Cette semaine, l’Europe se trouve à la croisée des chemins. Ce qui, sur le papier, ressemble à deux réunions « informelles » – le sommet industriel à Anvers mercredi et le sommet européen à Alden Biesen jeudi – constitue en réalité des moments de vérité. Le monde observe si l’Europe va retrousser ses manches pour jouer un rôle économique de premier plan sur la scène mondiale ou si elle va se replier progressivement, mais inexorablement, en coulisses.
Ce sommet industriel est en effet un cri d’alarme : l’Europe perd du terrain face à la Chine et aux États-Unis. Nous représentons un marché de 18 000 milliards d’euros et représentons 16 % de l’économie mondiale, mais nous nous mettons des bâtons dans les roues et laissons passer d’énormes opportunités. Alden Biesen sera un test de résistance pour la pertinence, la flexibilité et la survie de l’Europe en tant qu’acteur mondial.
En 2024, les rapports Draghi et Letta ont marqué un nouveau départ. Ils constituent ni plus ni moins qu’un plan d’action pour la simplification, le renforcement de la compétitivité et une politique énergétique cohérente. Et pourtant, ces dernières années, l’Europe a vu disparaître des centaines de sites de production et des dizaines de milliers d’emplois. La Belgique n’est pas épargnée : sept secteurs sur dix tournent en dessous de leur niveau normal, le taux d’utilisation des capacités industrielles chute à 76 % (contre une moyenne historique d’environ 80 %), et le volume des exportations diminue pour la troisième année consécutive. Pendant que l’Europe analyse, le reste du monde investit. Pendant que l’Europe accumule les rapports, d’autres construisent des usines. Nous savons ce qu’il faut faire. Mais nous ne le faisons pas.
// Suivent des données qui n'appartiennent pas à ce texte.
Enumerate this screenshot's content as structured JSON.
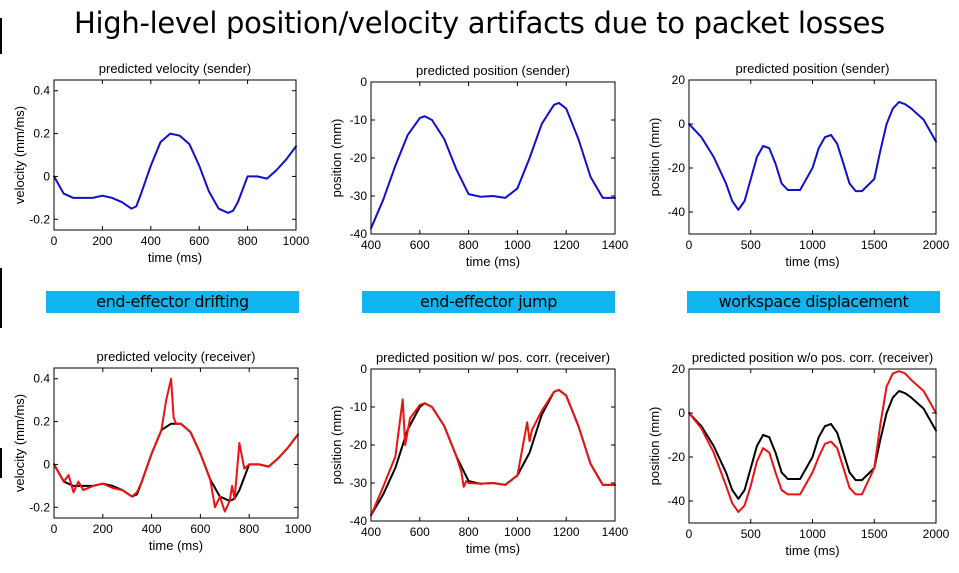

Pour l’instant, les entreprises européennes ne ressentent pas les ambitions politiques européennes visant à inverser la tendance. L’écart en matière de coûts énergétiques avec les concurrents hors d’Europe reste colossal. La surréglementation étouffe les investissements dans l’œuf. Le marché unique est truffé d’obstacles absurdes. La pression géopolitique s’intensifie. À la veille du sommet, les 42 organisations patronales, réunies sous l’égide de BusinessEurope, ont tiré la sonnette d’alarme. De Madrid à Varsovie, des PME aux multinationales : le message est unanime. Assez de bavardages. Il faut désormais se concentrer et agir vite. Avec Draghi et Letta comme guides et le soutien de nombreux décideurs politiques européens de premier plan, nous avons rassemblé nos priorités dans une note que nous avons transmise aux chefs d’État et de gouvernement, lesquels ont désormais les cartes en main.
Car si hier l’industrie s’est exprimée d’une seule voix, demain, le courage politique doit suivre. Ou, comme l’a formulé Letta : « Une révolution ne prend qu’un jour. » L’Europe ne peut plus attendre alors que ses concurrents foncent tête baissée. La question n’est plus de savoir s’il faut intervenir, mais quand les dirigeants européens passeront enfin à l’action. L’Europe doit miser sur la compétitivité grâce à un marché intérieur renforcé, une énergie abordable et une réglementation moins contraignante. Elle doit favoriser le commerce international par le biais d’une série d’accords commerciaux ciblés. Et elle doit évoluer vers un marché des capitaux unifié afin de faciliter l’accès aux capitaux nécessaires au financement de ses activités industrielles. Enfin, l’Europe doit s’opposer aux pratiques de dumping illicites. Car chaque jour de retard rapproche l’Europe du seuil où son retard deviendra insurmontable.
Le sommet d’Alden Biesen n’était pas un sommet comme les autres. C’était un test de pertinence. La question n’est pas de savoir si l’Europe est capable de jouer un rôle de premier plan. Nous en sommes capables. La question est de savoir si l’Europe a la volonté et l’ambition de faire enfin des choix courageux et de passer à l’action. La réponse déterminera en partie si l’Europe restera un acteur mondial ou si elle sera reléguée au rang de simple spectateur. Si nous revendiquons le devant de la scène ou si nous nous replions dans les coulisses.